Yes, this is something we have seen across a number of experiments and has been consistent with trying different numbers of dataloader workers, tensorboard logging enabled, and some experimentation with other configuration settings. I don't believe it is a performance (RAM/CPU/GPU) bottleneck as we've tried it on various sized computing instances including ones with more powerful hardware then we had been using before. But, we still haven't ruled out there is something happening with the AWS Sagemaker computing environments we are using with some configuration setting or something that is causing the difference in training speed. Appreciate you looking into the benchmarking!

kratzert commented 9 months ago

Are these numbers from a public dataset? E.g. could we share a config for let's say CAMELS US and we both run the same config on different machines, then compare numbers? I can attach some random NH config once I am home or if you have any at hand, feel free to drop it here.

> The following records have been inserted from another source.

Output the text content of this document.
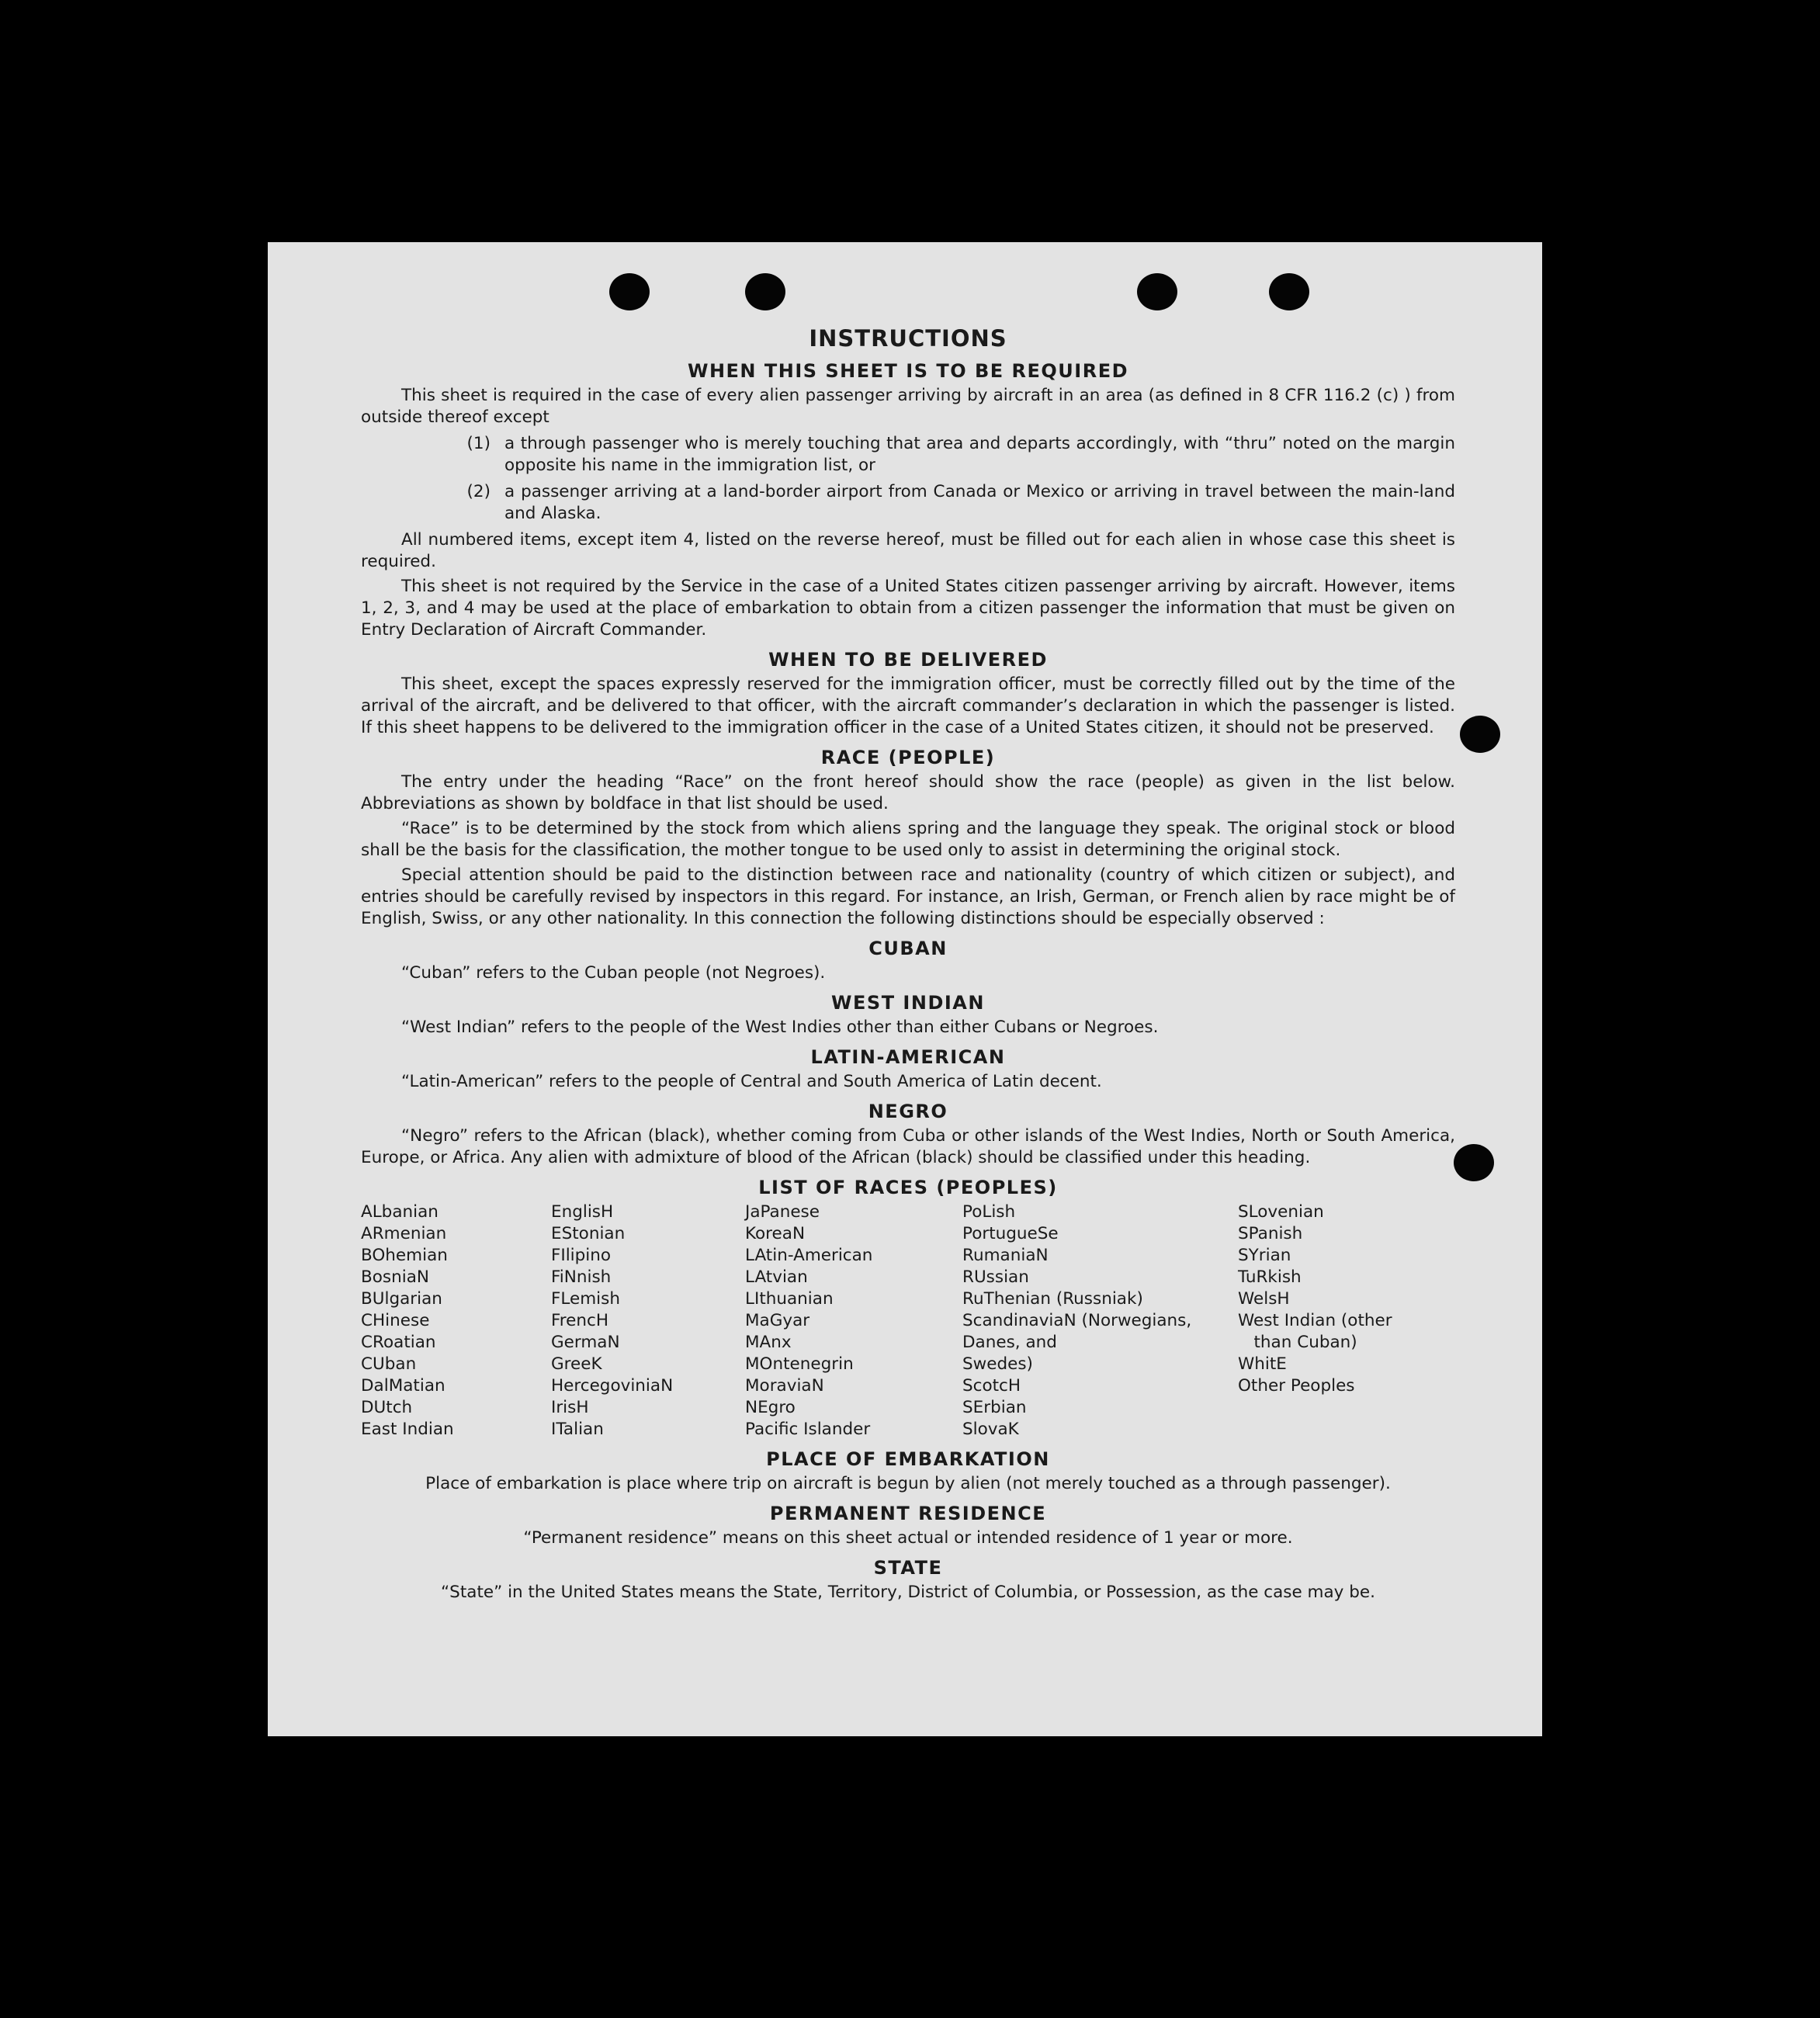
INSTRUCTIONS
WHEN THIS SHEET IS TO BE REQUIRED

This sheet is required in the case of every alien passenger arriving by aircraft in an area (as defined in 8 CFR 116.2 (c) ) from outside thereof except

(1) a through passenger who is merely touching that area and departs accordingly, with “thru” noted on the margin opposite his name in the immigration list, or
(2) a passenger arriving at a land-border airport from Canada or Mexico or arriving in travel between the main-land and Alaska.

All numbered items, except item 4, listed on the reverse hereof, must be filled out for each alien in whose case this sheet is required.

This sheet is not required by the Service in the case of a United States citizen passenger arriving by aircraft. However, items 1, 2, 3, and 4 may be used at the place of embarkation to obtain from a citizen passenger the information that must be given on Entry Declaration of Aircraft Commander.

WHEN TO BE DELIVERED

This sheet, except the spaces expressly reserved for the immigration officer, must be correctly filled out by the time of the arrival of the aircraft, and be delivered to that officer, with the aircraft commander’s declaration in which the passenger is listed. If this sheet happens to be delivered to the immigration officer in the case of a United States citizen, it should not be preserved.

RACE (PEOPLE)

The entry under the heading “Race” on the front hereof should show the race (people) as given in the list below. Abbreviations as shown by boldface in that list should be used.

“Race” is to be determined by the stock from which aliens spring and the language they speak. The original stock or blood shall be the basis for the classification, the mother tongue to be used only to assist in determining the original stock.

Special attention should be paid to the distinction between race and nationality (country of which citizen or subject), and entries should be carefully revised by inspectors in this regard. For instance, an Irish, German, or French alien by race might be of English, Swiss, or any other nationality. In this connection the following distinctions should be especially observed :

CUBAN

“Cuban” refers to the Cuban people (not Negroes).

WEST INDIAN

“West Indian” refers to the people of the West Indies other than either Cubans or Negroes.

LATIN-AMERICAN

“Latin-American” refers to the people of Central and South America of Latin decent.

NEGRO

“Negro” refers to the African (black), whether coming from Cuba or other islands of the West Indies, North or South America, Europe, or Africa. Any alien with admixture of blood of the African (black) should be classified under this heading.

LIST OF RACES (PEOPLES)
ALbanian
ARmenian
BOhemian
BosniaN
BUlgarian
CHinese
CRoatian
CUban
DalMatian
DUtch
East Indian
EnglisH
EStonian
FIlipino
FiNnish
FLemish
FrencH
GermaN
GreeK
HercegoviniaN
IrisH
ITalian
JaPanese
KoreaN
LAtin-American
LAtvian
LIthuanian
MaGyar
MAnx
MOntenegrin
MoraviaN
NEgro
Pacific Islander
PoLish
PortugueSe
RumaniaN
RUssian
RuThenian (Russniak)
ScandinaviaN (Norwegians,
Danes, and
Swedes)
ScotcH
SErbian
SlovaK
SLovenian
SPanish
SYrian
TuRkish
WelsH
West Indian (other
than Cuban)
WhitE
Other Peoples
PLACE OF EMBARKATION

Place of embarkation is place where trip on aircraft is begun by alien (not merely touched as a through passenger).

PERMANENT RESIDENCE

“Permanent residence” means on this sheet actual or intended residence of 1 year or more.

STATE

“State” in the United States means the State, Territory, District of Columbia, or Possession, as the case may be.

shamshaw commented 9 months ago

The above was from using a project dataset that isn't public yet. But I just uploaded CAMELS_US to our account and can test using that dataset. I could run other NH_configs, but here's just one that I just used to test using the CAMELS US dataset (I changed the extension to .txt so it would upload here) camels_us_multi_basin.yml.txt

shamshaw commented 6 months ago

Hey folks, just following up on this that the training performance difference I was seeing does not seem to be directly related to neural-hydrology versions. I was able to do some further testing and got similar training iteration speed between 1.4.0 and 1.9.1 versions. FWIW I'm still trying to figure out why training speeds are changing a lot with the only difference being switching in AWS Sagemaker to a newer PyTorch image (no changes to dataset or code), but I think that's something that is independent of neural-hydrology. Having some benchmarks to compare against would still be helpful just as a point of comparison, but welcome to close this issue. Thanks

kratzert commented 5 months ago

Thanks for reporting this feedback. Happy to hear I don't need to deep-dive into solving new performance issues in NH :joy: Regarding benchmarking table: Sounds actually like a nice idea. What kind of information would you put in such a table that you consider it interesting for users? E.g. let's say we pick the default cuda lstm, there would be batch size, hidden size, sequence length and GPU model that needs to be reported to get some estimate of the it/s speed, no? Maybe added the num_workers argument for the dataloader?